Do you have kids who like to interrupt you? I taught the kids in the time of peace what I expected, and then we role-played, practiced, and got good at the technique before we were in ‘need’ of it. I explained that they are SOOO important, but so am I. When I am in the middle of something with someone ELSE, I need the respect of not having someone demanding my attention elsewhere. We had FUN role-playing what a demanding child looks like when Mama is talking to someone else or on the phone. We talked about WHY interrupting wasn’t okay and how it made others feel. The bottom line it is a self-control issue. I instructed them to put their hand on my arm, which signaled, “Mom, I need you.” It is important then for the adult to put their hand over their hand, which means, “I see you.” Then, when the timing was appropriate, I would say, “Excuse me, Mrs. Smith, could you hold for a moment?” and would direct my attention to them. If they came barging into the room or demanding my attention, I would simply say, “Excuse me, Mrs. Smith, could you hold on for a moment?” And then I would say out loud to my child, “You are so important, but so is Mrs. Smith. I need you to wait until I am done,” and then when I got off the phone, we would role-play and practice again. My kids use this tool to this day, and it is golden to have respectful kids who know how to wait their turn.

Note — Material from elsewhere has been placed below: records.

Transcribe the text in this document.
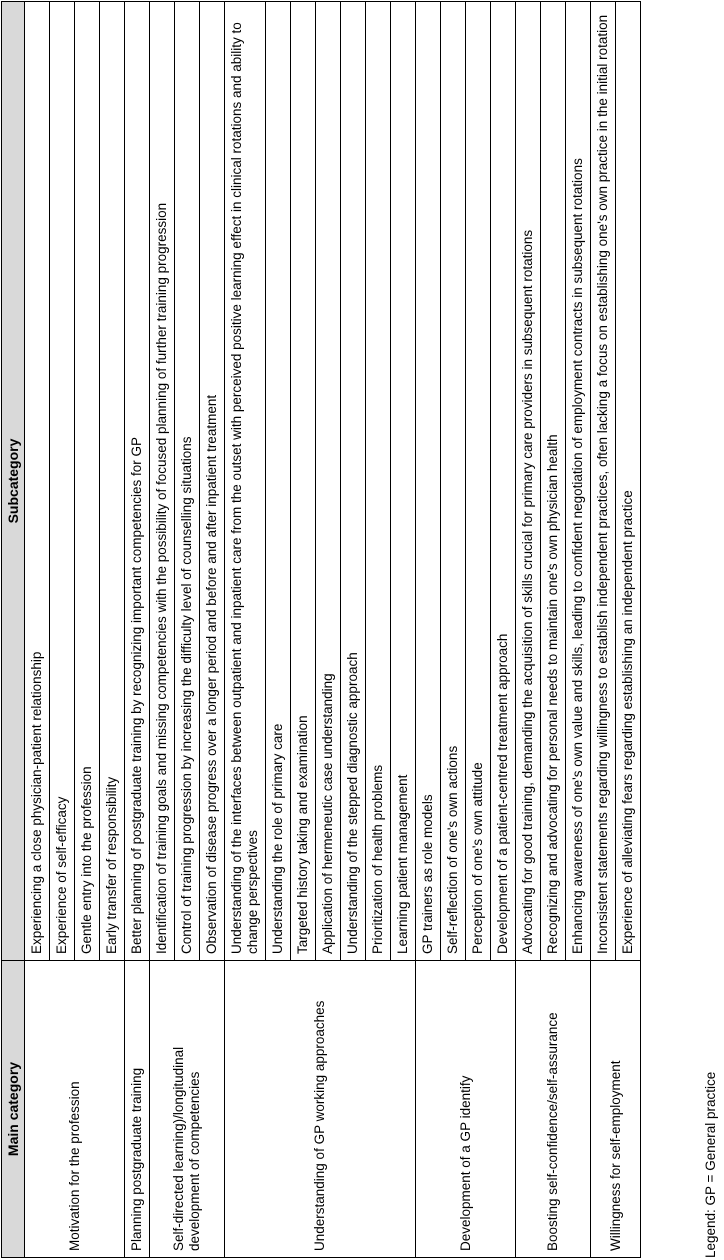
Main category	Subcategory
Motivation for the profession	Experiencing a close physician-patient relationship
	Experience of self-efficacy
	Gentle entry into the profession
	Early transfer of responsibility
Planning postgraduate training	Better planning of postgraduate training by recognizing important competencies for GP
Self-directed learning)/longitudinal development of competencies	Identification of training goals and missing competencies with the possibility of focused planning of further training progression
	Control of training progression by increasing the difficulty level of counselling situations
	Observation of disease progress over a longer period and before and after inpatient treatment
Understanding of GP working approaches	Understanding of the interfaces between outpatient and inpatient care from the outset with perceived positive learning effect in clinical rotations and ability to change perspectives
	Understanding the role of primary care
	Targeted history taking and examination
	Application of hermeneutic case understanding
	Understanding of the stepped diagnostic approach
	Prioritization of health problems
	Learning patient management
Development of a GP identify	GP trainers as role models
	Self-reflection of one's own actions
	Perception of one's own attitude
	Development of a patient-centred treatment approach
Boosting self-confidence/self-assurance	Advocating for good training, demanding the acquisition of skills crucial for primary care providers in subsequent rotations
	Recognizing and advocating for personal needs to maintain one's own physician health
	Enhancing awareness of one's own value and skills, leading to confident negotiation of employment contracts in subsequent rotations
Willingness for self-employment	Inconsistent statements regarding willingness to establish independent practices, often lacking a focus on establishing one's own practice in the initial rotation
	Experience of alleviating fears regarding establishing an independent practice
Legend: GP = General practice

CHILDHOOD = TRAINING GROUND

Your child should have some weak character- it’s called being a child and not yet maturing. Childhood is not the season to expect perfection. Instead, it’s the training ground to give them life skills and character traits to be successful for the rest of their lives.

TECHNOLOGY

I realize we are all first-generation parents stewarding the world of technology with our children. We will hit some home runs, and we will make some mistakes along the way. One day my son asked if he could take his phone with him on our family outing. I usually have them leave them at home because it is our time to connect, but I allowed it. He was playing a Spanish app and engrossed in it and barely said a word. I had to run to Walmart, and he asked if he could keep playing on it while I was shopping. I agreed to make an exception. The trip was chaotic. He was always a few feet behind us and not paying attention as he bumped into others due to looking down on his phone. I was in a bit of a hurry and was trying to find something for Ellie. I asked him to stay by the cart while I ran down the other aisle, and he absent-mindedly walked away, leaving my cart and purse unattended. I asked him to go back to the cart. A few moments later, Ellie came to me upset because Hudson was snapping at her. He was attempting to push the cart but ran into something because his eyes were on his phone. A few minutes later, I asked him to help me with something, and he had an attitude with me for ‘interrupting’ him. It was so chaotic and stressful. I went to him and held out my hand, asking for his phone. We finished and when we got into the car, I reminded him that I had raised him to be a helper, to see others, to be kind, to jump in where needed, to be a gentleman, to serve, be aware of his surroundings and to be a blessing. I did not raise a son whose eyes were locked looking down on a screen, walking around aimlessly without seeing a single person or contributing to the task. Every parent needs to make their own choice about technology, but for me, when they were younger, going to the store was our training ground for character, and I was not going to let a phone undo all that work. I care more about his development than his entertainment. I care more about the man he is becoming than his comfort. I care more about him seeing others than what he is watching for himself. The phone is not your friend if it is breaking connection with those around you.

GREATEST INVESTMENT

Parenting is an investment, and whatever you put into it, you will get out of it. You will reap what you have sown. What you go after and invest in when they are one, you will reap when they are two. What you go after and invest in when they are two, you will reap when they are three. What you go after and invest in when they are three, you will reap when they are four. Going after their heart and character and honoring God TODAY will reap fruit tomorrow.